For sigma yes, I think it's right.. I don't really remember how to prove everything rigorously about the sigma matrices, coz I'm following "rules"... So for example for the complex conjugate of the the $\bar{\sigma}$ I remember that I can take it's transpose (interchange the indices) and then take it's complex value- thus it will change the representation of the indices, and the dotted will become undotted and vice versa. Of course it's a matter of rule that I made for myself to remember... the proof can be done by checking it straightforwardly...as in the post I referred to.

Well to me it's always more obvious on how to use the indices:
$\theta_{a} \rightarrow \theta_{a}'= (D_L)^{~~b}_{a} \theta_{b}$
Whereas for the dotted:
$\bar{\theta}^{\dot{a}} \rightarrow \bar{\theta'}^{\dot{a}} =( D_L^*)_{~~\dot{b}}^{\dot{a}} \bar{\theta}^{\dot{b}}$

See I keep the D's indices so that the "product" rule is fine.

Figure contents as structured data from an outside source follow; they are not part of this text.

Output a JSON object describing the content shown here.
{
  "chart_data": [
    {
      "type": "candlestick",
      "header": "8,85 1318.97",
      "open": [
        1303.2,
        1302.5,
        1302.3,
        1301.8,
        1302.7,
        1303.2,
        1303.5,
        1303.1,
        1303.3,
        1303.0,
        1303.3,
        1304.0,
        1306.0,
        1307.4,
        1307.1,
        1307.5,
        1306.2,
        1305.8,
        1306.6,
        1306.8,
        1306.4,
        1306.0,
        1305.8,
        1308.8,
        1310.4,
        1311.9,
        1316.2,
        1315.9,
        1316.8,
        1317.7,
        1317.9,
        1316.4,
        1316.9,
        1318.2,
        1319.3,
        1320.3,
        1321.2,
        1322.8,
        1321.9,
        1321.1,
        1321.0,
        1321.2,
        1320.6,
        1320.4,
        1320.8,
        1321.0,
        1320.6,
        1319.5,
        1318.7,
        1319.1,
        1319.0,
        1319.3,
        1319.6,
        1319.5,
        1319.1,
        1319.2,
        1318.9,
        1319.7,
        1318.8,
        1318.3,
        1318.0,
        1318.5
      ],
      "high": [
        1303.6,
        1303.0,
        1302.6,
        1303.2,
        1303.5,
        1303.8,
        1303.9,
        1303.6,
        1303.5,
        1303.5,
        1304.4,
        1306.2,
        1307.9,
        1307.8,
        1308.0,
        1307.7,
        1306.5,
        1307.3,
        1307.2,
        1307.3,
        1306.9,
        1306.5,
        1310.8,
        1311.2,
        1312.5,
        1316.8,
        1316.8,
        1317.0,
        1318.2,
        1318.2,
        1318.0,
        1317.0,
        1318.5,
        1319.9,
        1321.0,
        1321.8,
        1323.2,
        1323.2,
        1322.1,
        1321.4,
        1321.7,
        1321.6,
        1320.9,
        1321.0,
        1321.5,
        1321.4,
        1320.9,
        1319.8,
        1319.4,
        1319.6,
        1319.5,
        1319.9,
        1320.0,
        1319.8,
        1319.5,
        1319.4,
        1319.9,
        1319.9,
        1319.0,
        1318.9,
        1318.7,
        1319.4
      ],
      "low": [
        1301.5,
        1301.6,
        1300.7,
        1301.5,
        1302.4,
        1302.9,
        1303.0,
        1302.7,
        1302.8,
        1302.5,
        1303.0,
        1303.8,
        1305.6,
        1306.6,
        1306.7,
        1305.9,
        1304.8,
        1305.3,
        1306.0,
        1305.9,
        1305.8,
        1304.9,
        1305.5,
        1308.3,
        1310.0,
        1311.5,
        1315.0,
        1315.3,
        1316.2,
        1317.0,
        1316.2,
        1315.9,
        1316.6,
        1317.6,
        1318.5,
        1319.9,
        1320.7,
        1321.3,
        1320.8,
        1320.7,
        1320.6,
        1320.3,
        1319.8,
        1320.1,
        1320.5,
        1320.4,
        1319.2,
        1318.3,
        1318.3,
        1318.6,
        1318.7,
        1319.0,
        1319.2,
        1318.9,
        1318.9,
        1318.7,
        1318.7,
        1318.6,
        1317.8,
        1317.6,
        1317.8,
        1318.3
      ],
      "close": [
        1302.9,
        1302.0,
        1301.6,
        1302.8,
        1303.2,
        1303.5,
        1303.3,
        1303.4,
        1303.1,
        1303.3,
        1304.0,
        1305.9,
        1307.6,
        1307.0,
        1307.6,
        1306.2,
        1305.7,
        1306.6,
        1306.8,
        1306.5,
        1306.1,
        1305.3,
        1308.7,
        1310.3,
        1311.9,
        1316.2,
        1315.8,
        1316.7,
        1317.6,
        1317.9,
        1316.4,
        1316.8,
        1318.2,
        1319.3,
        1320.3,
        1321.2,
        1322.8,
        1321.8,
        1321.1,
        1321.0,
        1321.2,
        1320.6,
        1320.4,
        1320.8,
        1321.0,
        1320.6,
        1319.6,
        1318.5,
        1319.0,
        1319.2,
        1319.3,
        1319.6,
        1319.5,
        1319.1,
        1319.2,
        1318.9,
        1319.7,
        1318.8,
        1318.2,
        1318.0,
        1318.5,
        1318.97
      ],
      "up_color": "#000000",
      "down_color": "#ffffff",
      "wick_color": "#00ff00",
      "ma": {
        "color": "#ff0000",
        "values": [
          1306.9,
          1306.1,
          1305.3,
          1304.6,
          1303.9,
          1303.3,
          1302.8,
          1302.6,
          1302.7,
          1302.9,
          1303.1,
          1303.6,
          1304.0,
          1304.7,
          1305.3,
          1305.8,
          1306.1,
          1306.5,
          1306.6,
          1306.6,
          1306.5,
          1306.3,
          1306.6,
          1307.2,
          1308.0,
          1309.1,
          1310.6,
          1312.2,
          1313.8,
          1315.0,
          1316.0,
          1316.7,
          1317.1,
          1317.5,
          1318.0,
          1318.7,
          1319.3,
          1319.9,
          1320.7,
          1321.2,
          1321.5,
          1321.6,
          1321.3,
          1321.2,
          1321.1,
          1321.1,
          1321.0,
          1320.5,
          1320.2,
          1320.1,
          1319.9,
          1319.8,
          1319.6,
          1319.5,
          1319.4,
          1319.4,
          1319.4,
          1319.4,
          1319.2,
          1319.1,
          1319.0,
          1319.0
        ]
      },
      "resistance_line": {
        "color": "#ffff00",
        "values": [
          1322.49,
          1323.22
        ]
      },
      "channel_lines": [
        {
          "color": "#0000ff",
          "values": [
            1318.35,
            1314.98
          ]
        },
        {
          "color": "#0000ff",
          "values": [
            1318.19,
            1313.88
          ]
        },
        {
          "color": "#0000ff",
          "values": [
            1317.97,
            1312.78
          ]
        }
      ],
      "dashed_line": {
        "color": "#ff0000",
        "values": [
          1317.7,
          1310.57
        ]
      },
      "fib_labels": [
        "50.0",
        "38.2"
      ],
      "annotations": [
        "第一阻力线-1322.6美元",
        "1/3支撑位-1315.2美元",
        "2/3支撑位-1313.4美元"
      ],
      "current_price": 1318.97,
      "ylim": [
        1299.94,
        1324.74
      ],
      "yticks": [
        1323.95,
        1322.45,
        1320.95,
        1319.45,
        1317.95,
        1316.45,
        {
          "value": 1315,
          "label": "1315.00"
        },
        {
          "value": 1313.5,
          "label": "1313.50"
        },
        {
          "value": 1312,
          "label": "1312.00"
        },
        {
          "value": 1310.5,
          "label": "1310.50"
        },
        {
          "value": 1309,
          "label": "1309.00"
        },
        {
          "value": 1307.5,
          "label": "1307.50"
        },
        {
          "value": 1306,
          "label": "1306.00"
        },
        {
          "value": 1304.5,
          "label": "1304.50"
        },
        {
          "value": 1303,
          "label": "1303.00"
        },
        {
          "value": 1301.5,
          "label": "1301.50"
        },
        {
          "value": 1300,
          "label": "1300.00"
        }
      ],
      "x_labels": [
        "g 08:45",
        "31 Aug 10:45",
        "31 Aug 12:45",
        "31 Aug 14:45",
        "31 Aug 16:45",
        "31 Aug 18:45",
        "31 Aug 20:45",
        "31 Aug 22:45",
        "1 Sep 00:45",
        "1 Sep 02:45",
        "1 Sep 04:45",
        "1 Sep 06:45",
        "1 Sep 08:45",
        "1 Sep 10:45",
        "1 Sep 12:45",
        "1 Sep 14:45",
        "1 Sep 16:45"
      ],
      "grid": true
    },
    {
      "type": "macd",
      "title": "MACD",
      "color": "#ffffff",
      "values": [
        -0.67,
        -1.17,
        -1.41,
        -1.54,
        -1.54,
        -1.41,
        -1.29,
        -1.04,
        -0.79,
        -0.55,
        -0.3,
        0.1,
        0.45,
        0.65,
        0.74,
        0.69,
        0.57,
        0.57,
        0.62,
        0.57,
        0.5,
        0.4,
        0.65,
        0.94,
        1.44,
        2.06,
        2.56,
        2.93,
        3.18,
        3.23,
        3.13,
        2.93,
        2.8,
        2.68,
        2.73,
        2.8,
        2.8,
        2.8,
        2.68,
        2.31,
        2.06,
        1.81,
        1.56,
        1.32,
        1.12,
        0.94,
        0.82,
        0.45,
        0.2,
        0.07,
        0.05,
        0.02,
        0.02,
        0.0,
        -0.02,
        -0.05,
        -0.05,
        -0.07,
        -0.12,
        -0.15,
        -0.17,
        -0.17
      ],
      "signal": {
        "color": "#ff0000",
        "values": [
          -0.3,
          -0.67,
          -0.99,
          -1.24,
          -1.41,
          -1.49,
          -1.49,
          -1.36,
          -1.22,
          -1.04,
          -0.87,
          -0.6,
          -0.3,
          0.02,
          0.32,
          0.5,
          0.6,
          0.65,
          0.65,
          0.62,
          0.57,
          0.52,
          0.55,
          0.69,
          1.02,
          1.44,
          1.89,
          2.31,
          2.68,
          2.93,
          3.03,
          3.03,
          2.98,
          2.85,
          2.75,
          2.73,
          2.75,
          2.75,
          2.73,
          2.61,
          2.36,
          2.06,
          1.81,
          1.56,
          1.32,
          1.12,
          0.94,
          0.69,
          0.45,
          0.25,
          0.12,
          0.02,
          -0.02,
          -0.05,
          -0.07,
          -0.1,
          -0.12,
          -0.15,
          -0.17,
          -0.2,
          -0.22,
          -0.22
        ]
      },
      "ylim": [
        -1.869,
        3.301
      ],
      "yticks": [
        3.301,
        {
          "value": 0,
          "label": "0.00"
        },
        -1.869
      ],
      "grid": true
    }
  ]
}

The summation rule is a matter of convention. In case you want to follow the most bibliography convention, you have to learn that rule... some others change the summation rule in the other way for the left and right handed, but if I recall well they must also change their spinor metrics... The overall change will be a minus sign in the end, that's why...
because: $\theta^{a} \theta_{a} = - \theta_{a} \theta^{a}$
so I guess the most natural thing for them to do, is put a minus sign in the spinor metric $\epsilon$...

17. Sep 11, 2014

### ChrisVer

Now for where that is useful...I guess everywhere you deal with grassmann variables; eg Weyl spinors... which anticommute...
That is as you can see the rigorous way to make lorentz transformations of spinors etc, and also those things are widely used in the supersymmetry theories... [that's the background from where I answer to you].